Me gusta andar descalza, el sonido de una botella de vino al descorchar, desayunar en la terraza, no madrugar. Me gusta escucharte Vedder, como si lo hicieras (ilusa) sólo para mí. Susurrarte al oído, callejear, perderme, los domingos de vermut sin prisas, las siestas eternas y aunque lo niegue, remolonear y robar cinco, diez, quince minutos más al despertador.
Me gusta la gente que suma y que multiplica, y tú que me alegras la vida porque sí. Coger el coche y desaparecer a la primera cala de arena y surf de Bidart. Los refugios. Me fascina el sonido de los flashes al disparar. Me gusta leerte y encontrar entre un millón el libro que ando buscando y que después acaso puedo hojear. Robar las horas al reloj, ser traviesa, un punto rebelde y después encogerme de hombros si mi rubia me la organiza rotulador en mano.

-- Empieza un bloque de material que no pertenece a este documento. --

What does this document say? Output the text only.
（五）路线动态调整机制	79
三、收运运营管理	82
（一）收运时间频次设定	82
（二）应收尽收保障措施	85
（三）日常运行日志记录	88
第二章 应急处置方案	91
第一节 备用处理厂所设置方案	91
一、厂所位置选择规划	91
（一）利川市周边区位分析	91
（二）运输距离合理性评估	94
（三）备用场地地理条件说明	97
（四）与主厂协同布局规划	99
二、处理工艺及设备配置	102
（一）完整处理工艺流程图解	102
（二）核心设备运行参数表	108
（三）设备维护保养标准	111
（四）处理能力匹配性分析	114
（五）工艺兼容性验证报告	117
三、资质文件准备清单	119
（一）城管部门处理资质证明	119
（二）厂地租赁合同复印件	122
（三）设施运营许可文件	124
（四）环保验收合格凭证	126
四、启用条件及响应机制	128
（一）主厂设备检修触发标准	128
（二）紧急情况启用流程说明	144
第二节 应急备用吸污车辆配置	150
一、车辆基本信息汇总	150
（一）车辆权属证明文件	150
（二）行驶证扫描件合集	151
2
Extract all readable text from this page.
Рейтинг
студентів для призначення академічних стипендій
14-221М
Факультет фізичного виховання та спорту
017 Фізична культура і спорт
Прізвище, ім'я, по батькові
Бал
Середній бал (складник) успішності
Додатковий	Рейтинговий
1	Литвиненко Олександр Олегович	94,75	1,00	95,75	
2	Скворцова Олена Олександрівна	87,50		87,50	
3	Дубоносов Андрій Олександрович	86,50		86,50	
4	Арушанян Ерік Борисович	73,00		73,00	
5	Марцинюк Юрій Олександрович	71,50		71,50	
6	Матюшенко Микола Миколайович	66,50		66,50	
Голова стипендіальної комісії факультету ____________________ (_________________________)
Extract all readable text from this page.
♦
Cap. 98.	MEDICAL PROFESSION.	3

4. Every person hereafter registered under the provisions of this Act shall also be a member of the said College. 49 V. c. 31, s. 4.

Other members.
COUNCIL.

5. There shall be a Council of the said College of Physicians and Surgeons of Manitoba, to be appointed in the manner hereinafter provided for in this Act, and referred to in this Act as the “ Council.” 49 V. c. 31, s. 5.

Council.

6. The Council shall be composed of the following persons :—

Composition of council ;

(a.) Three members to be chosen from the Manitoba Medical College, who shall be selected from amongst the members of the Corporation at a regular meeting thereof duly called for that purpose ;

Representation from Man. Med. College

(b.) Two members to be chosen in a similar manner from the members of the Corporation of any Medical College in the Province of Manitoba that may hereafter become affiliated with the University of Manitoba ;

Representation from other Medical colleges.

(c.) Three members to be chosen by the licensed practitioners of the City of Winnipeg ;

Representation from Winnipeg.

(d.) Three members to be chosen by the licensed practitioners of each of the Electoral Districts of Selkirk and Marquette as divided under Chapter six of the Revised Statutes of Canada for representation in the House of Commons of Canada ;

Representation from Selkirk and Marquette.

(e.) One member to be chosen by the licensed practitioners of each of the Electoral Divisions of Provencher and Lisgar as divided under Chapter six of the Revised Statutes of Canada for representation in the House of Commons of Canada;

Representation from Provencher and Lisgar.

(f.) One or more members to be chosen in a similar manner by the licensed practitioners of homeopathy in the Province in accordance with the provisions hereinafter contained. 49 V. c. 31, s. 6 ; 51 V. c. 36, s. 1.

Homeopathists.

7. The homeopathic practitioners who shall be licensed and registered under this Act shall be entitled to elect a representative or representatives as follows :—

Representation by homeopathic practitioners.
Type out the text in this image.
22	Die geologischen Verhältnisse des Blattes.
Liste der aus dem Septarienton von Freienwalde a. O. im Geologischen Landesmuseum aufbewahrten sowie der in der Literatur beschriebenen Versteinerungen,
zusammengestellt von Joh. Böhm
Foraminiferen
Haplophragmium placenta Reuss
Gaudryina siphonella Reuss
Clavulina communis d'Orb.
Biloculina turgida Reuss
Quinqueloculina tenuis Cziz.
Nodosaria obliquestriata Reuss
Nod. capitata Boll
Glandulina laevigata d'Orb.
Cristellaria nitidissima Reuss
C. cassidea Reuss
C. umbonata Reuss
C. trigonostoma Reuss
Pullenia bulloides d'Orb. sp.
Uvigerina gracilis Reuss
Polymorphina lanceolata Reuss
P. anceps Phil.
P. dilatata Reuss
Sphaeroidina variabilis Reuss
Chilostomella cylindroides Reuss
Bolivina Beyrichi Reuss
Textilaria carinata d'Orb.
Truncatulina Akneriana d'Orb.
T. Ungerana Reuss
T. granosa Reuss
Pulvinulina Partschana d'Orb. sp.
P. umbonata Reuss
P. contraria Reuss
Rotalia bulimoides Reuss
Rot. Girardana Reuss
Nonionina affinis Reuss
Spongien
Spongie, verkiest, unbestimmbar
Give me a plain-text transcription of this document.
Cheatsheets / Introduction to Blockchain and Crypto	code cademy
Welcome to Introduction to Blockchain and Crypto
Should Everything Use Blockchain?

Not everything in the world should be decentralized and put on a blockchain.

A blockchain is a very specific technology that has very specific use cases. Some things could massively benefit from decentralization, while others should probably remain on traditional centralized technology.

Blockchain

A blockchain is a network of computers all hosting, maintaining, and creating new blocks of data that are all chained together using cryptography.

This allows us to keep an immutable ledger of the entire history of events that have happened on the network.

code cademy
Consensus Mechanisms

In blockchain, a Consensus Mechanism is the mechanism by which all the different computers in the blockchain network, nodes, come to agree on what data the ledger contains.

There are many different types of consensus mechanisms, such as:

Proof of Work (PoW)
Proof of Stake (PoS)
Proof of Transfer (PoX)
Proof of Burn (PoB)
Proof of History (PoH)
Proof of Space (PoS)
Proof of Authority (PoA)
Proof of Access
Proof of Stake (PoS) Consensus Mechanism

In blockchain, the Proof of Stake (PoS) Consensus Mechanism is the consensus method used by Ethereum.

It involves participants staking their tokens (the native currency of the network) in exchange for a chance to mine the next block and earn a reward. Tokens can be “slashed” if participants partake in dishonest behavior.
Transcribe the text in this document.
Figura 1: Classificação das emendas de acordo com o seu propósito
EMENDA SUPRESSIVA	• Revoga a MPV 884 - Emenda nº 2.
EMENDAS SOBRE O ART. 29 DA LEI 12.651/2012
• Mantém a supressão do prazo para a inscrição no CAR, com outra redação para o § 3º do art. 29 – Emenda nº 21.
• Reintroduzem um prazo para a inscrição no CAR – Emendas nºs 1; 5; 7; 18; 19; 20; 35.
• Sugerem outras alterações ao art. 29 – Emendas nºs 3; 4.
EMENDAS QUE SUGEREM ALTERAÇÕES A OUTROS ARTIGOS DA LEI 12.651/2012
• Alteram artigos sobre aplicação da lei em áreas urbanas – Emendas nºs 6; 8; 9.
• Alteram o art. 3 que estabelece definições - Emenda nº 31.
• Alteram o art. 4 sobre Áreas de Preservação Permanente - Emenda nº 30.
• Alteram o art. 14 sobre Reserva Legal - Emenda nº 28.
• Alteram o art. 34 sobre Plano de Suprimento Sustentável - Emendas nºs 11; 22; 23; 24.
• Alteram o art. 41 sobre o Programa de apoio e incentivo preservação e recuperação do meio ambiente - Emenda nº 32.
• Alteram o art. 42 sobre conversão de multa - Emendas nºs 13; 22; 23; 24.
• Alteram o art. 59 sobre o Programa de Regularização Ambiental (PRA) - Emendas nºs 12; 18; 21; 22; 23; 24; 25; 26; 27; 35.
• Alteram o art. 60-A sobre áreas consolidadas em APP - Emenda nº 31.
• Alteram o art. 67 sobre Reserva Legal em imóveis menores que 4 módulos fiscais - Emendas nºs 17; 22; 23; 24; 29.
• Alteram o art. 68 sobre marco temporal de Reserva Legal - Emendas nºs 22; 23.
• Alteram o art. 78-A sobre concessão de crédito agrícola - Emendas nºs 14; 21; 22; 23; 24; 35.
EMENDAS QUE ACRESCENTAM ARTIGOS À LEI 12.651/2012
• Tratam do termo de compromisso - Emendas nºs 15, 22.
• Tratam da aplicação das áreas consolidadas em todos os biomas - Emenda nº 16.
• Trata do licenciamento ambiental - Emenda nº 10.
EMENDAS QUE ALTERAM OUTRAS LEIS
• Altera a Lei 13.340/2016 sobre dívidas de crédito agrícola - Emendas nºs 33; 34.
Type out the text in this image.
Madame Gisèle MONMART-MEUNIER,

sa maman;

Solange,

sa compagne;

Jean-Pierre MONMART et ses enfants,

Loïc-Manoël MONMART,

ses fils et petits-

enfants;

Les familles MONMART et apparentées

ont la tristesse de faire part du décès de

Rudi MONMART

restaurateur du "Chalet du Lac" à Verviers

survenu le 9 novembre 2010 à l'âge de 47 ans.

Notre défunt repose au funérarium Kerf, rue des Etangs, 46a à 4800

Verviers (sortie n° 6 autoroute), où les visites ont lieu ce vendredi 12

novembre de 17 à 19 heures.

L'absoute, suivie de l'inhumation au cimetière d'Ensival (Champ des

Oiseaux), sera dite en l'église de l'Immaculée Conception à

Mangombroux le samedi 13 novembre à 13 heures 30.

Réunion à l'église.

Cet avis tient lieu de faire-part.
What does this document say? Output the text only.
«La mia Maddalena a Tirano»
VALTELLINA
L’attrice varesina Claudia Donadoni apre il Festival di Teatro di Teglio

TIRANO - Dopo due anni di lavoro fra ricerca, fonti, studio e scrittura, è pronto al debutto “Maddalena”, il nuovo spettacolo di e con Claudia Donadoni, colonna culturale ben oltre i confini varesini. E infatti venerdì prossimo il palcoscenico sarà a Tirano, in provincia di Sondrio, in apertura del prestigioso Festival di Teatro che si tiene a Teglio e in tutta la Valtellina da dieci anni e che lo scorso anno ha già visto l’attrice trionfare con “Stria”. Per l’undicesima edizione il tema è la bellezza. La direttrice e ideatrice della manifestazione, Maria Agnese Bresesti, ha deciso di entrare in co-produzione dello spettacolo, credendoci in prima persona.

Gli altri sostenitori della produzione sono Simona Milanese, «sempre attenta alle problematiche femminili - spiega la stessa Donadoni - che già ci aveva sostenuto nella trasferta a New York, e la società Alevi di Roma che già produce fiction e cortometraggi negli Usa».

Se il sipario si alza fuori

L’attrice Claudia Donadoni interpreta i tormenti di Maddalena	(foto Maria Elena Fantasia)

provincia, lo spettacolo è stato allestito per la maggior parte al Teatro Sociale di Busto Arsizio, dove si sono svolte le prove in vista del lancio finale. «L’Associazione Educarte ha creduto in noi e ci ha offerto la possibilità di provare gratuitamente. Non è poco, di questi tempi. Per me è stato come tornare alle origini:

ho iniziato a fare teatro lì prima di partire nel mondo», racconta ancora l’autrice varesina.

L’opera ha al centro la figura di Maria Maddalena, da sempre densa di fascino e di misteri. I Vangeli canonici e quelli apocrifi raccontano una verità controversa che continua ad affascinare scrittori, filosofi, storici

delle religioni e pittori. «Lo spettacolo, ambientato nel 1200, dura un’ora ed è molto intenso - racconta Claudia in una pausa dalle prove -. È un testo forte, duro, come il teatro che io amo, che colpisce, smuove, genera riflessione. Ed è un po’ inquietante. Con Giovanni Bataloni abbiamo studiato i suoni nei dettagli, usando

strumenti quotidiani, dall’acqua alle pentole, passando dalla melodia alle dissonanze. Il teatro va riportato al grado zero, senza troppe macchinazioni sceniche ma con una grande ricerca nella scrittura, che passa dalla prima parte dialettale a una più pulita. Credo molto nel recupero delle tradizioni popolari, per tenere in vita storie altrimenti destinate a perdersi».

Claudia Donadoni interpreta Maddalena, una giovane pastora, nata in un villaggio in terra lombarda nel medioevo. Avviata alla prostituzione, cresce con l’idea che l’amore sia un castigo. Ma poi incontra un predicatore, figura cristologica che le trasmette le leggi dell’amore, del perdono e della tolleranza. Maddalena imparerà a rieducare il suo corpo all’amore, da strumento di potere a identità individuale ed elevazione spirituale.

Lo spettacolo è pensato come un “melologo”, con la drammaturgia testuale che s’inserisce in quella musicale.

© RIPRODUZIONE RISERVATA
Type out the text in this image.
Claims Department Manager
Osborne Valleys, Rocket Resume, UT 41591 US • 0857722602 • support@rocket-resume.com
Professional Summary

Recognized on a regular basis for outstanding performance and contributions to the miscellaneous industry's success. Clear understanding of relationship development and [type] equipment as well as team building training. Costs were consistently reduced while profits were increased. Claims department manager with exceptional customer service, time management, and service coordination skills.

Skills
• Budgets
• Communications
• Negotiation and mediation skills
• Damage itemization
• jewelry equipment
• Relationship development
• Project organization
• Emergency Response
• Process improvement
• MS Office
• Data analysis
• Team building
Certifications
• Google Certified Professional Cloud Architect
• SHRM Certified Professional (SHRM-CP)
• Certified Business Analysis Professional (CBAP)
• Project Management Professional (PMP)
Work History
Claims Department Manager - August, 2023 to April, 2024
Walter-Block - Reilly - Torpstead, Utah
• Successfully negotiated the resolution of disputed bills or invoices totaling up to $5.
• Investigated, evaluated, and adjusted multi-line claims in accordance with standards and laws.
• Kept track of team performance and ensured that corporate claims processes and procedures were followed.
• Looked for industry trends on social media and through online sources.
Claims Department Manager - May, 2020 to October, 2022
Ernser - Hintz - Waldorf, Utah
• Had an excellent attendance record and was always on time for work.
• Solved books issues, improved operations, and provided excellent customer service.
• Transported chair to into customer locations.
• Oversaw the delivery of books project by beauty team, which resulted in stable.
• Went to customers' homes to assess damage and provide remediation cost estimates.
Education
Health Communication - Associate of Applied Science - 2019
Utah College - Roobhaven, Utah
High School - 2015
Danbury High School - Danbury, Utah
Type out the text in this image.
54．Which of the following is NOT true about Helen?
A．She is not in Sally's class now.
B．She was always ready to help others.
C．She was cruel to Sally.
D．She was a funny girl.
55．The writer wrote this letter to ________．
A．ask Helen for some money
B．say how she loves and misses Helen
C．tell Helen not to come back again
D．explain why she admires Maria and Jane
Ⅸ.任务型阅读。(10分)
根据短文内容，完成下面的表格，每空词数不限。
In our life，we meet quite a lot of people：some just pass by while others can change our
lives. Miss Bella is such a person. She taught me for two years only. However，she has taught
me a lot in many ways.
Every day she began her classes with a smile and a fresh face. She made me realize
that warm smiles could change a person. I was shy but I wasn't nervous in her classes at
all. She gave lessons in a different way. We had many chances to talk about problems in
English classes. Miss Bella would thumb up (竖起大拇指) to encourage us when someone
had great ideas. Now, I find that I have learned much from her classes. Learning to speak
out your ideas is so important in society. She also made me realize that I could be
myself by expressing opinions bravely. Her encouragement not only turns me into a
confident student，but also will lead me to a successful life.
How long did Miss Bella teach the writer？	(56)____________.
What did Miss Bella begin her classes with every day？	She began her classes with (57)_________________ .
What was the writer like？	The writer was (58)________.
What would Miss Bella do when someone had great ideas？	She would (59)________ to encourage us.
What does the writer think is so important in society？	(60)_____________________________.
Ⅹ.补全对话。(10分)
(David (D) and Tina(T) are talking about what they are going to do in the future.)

Me gustan las hamacas atadas a los árboles y ver el sol entrecortado entre las ramas. Con una cerveza fresca en la mano, mejor. Comer bien rico, al aire libre, sí. El atardecer con calor y aire fresco entrando por la ventana. Las puertas abiertas de par en par. Verte cruzar la calle con un café en la mano imaginando adónde irás.